Avec un taux de chômage de 5,8 %, le plus faible des régions françaises, avec les Pays de la Loire, et très en deçà du taux national de 7,2%, la Bretagne se porte en effet plutôt bien. En 2022, l'activité économique est restée « dynamique » note l'Insee Bretagne. Première région française agricole, agroalimentaire et de pêche, elle est également dotée d'un tissu industriel diversifié dans des secteurs comme la métallurgie, l'électronique, le maritime/naval ou l'énergie. Et elle se positionne aussi en pole position en matière de R&D dans le numérique, les biotechnologies marines et la cybersécurité.
Si l'attractivité touristique fait partie de ses atouts économiques, la Bretagne n'entend toutefois pas « devenir une riviera ou une maison de retraite » pour des parisiens en mal de mer, et souhaite répondre aux enjeux de souveraineté française et européenne dans les secteurs industriels clés.
« Assumer les transitions sans détruire le modèle »
« La Bretagne est une région qui assume déjà plus que sa part dans la souveraineté, en matière de défense nationale, de construction et de réparation navale » relève Loïg Chesnais-Girard.
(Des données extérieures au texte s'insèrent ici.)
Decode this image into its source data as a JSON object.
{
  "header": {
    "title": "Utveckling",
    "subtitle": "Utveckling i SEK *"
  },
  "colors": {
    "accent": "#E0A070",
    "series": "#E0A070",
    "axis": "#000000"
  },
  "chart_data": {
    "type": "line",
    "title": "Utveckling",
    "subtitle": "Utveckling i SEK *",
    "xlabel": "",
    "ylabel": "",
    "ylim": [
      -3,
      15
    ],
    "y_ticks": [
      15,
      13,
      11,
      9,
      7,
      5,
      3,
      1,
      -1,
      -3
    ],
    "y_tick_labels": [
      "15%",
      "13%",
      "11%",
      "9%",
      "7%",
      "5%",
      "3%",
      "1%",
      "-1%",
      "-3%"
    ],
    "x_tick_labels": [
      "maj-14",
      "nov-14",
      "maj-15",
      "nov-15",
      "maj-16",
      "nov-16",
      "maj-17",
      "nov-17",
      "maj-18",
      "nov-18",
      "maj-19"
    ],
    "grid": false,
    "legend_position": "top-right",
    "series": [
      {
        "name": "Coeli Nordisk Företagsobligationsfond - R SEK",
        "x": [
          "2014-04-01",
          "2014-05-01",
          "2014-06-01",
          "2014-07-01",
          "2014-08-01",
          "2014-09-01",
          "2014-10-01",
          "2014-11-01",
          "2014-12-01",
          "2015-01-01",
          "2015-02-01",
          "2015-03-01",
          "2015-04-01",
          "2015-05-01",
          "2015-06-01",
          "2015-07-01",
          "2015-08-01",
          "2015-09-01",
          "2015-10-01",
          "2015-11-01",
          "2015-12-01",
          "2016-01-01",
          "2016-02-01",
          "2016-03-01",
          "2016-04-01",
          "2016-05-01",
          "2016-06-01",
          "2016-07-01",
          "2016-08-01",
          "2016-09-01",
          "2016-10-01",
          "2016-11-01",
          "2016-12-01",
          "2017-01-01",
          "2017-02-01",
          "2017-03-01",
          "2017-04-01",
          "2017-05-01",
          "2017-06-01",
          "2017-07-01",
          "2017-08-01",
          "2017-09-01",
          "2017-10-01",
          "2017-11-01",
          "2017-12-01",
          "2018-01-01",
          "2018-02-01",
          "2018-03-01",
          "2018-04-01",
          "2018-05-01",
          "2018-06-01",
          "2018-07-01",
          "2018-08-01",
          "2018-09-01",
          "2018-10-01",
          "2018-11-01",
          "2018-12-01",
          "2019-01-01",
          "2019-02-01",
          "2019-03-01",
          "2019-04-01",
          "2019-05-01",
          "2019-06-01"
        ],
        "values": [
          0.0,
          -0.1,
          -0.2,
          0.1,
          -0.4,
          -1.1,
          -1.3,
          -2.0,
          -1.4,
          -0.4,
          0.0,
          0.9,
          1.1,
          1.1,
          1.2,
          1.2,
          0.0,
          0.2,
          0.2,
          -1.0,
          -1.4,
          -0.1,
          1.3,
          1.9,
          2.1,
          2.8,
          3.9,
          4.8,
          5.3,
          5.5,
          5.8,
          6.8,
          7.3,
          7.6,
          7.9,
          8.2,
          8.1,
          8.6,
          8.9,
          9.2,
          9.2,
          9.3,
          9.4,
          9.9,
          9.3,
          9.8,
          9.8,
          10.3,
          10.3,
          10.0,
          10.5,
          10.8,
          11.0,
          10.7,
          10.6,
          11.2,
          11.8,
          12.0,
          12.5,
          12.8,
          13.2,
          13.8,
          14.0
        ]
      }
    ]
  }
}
« Elle est aussi leader dans la souveraineté alimentaire. Son chemin est d'assumer les transitions, de décarboner sans détruire le modèle. Je ne peux pas dire aux pêcheurs, on va fermer pendant un an ou deux, on va inventer un nouveau modèle puis on va rouvrir. C'est pareil pour la transformation du modèle agri-agro. Si l'Amérique du Sud décide de ne plus vendre de soja en Europe, en 5-6 jours on n'a plus de quoi nourrir le cheptel. Tout cela ne se fait pas du jour au lendemain » ajoute-t-il, défendant un rôle de « manager de l'équilibre »
Comme l'a rappelé Youenn Lohéac, professeur associé en économie à Rennes School of Business, « sur la question de souveraineté, il faut trouver les bons arbitrages, entre le choix de nourrir le monde et d'avoir une spécialisation ou celui d'être autonome, diversifié dans une vision moins productiviste » donc plus écologique.
« On est tendu entre les deux. La Bretagne est forte en technologie, forte en termes de développement économique et intellectuel, on a des réseaux puissants (pôles de compétitivité, réseau Produit en Bretagne), tous vont dans ce sens d'associer les deux. Cela renvoie au fait que chacun doit pouvoir s'adapter. La difficulté stratégique, c'est de trouver cette agilité pour rebondir. Si en Bretagne, on n'a pas eu de grand crash industriel, c'est grâce à cette souplesse qui existe sur le territoire » souligne l'enseignant.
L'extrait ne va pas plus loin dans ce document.